Recension par François Galichet, Philosophe
C’est un ouvrage singulier que nous propose Michel Tozzi. Singulier d’abord au sens propre : alors que ses précédents livres traitaient de questions générales – la philosophie avec les enfants, la didactique de la philosophie, la pensée critique, etc. – celui-ci parle d’abord de lui, de la personne qu’il est, lui et nulle autre. Mais il y a plusieurs manières de parler de soi.
Ce peut être d’abord une autobiographie, c’est-à-dire un récit subjectif de ce que l’on a vécu depuis l’enfance. Michel dit avoir « pensé quelquefois à des Mémoires » ; et il y a dans son livre des éléments qui vont dans ce sens, lorsqu’il raconte des événements de sa vie, ou la manière dont il a ressenti certains moments cruciaux de son existence, comme ses études lyonnaises, ses premières années d’enseignement en lycée, l’hostilité de l’inspection générale et de certains collègues à ses recherches sur la didactique de la philosophie, ou la manière dont il vit la retraite et le vieillissement. Mais ce n’est pas l’essentiel du livre.
Ce peut être aussi un catalogue, une somme : on recense tous les points positifs de sa vie comme on ferait l’inventaire d’un stock. Le livre donne un peu cette impression : c’est un recensement systématique (et impressionnant !), chapitre après chapitre, de toutes les activités initiées au fil des années : ateliers (d’écriture, de lecture filmique, de philosophie avec les adultes et les enfants) ; pratiques associatives (Université populaire, café-philo, séminaire philosophiques), aventures éditoriales (Cahiers pédagogiques, Diotime) ; carrière professionnelle (en Lycée puis en Université) et luttes syndicales. Mais cette description minutieuse – assortie de nombreux documents précieux et passionnants – n’est pas non plus l’essentiel.

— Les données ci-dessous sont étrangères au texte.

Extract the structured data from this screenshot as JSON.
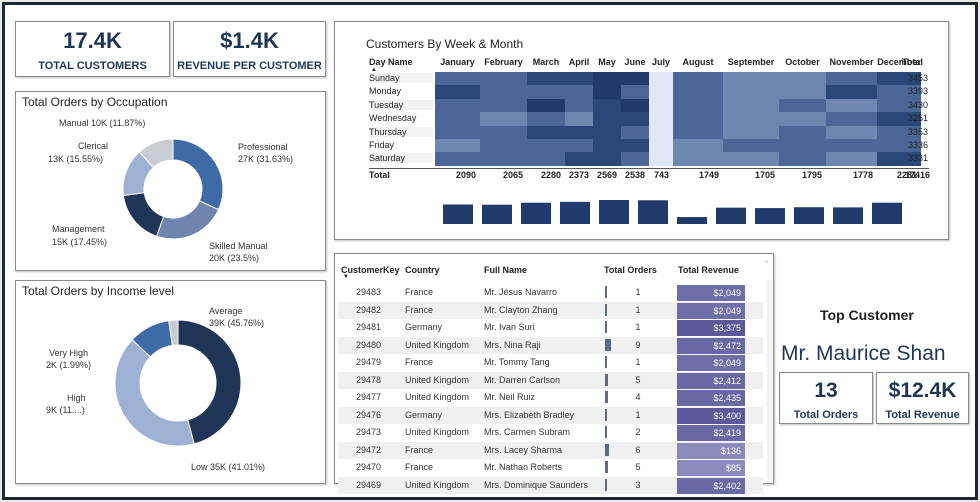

Ce peut être une histoire, c’est-à-dire une description objective et explicative de l’enchaînement des événements, dépassant le simple récit subjectif. C’est effectivement à ce travail d’historien que se consacre Michel Tozzi quand il détaille le déroulement des recherches, expérimentations et innovations auxquelles il a contribué. De ce point de vue, son ouvrage est précieux : il permet d’avoir une vision précise des circonstances dans lesquelles ont été introduites et développées en France des pratiques comme les cafés philo, la philosophie pour enfants, les ateliers d’écriture, entre autres.
Ce peut être une synthèse, la recherche de lignes de force structurant des engagements et des expériences diverses. Il s’agit alors de dégager des points communs, des convergences donnant à une vie sa cohérence. Michel Tozzi le fait tout au long de son livre ; il montre comment des pratiques multiples peuvent concourir aux mêmes finalités : l’émancipation de tous, la lutte contre les inégalités, le développement de l’esprit démocratique, la convivialité du vivre ensemble. Au fil des pages, la continuité prend le pas sur la diversité ; elle permet de repérer des analogies, des équivalences, des correspondances entre des pratiques au premier abord hétérogènes.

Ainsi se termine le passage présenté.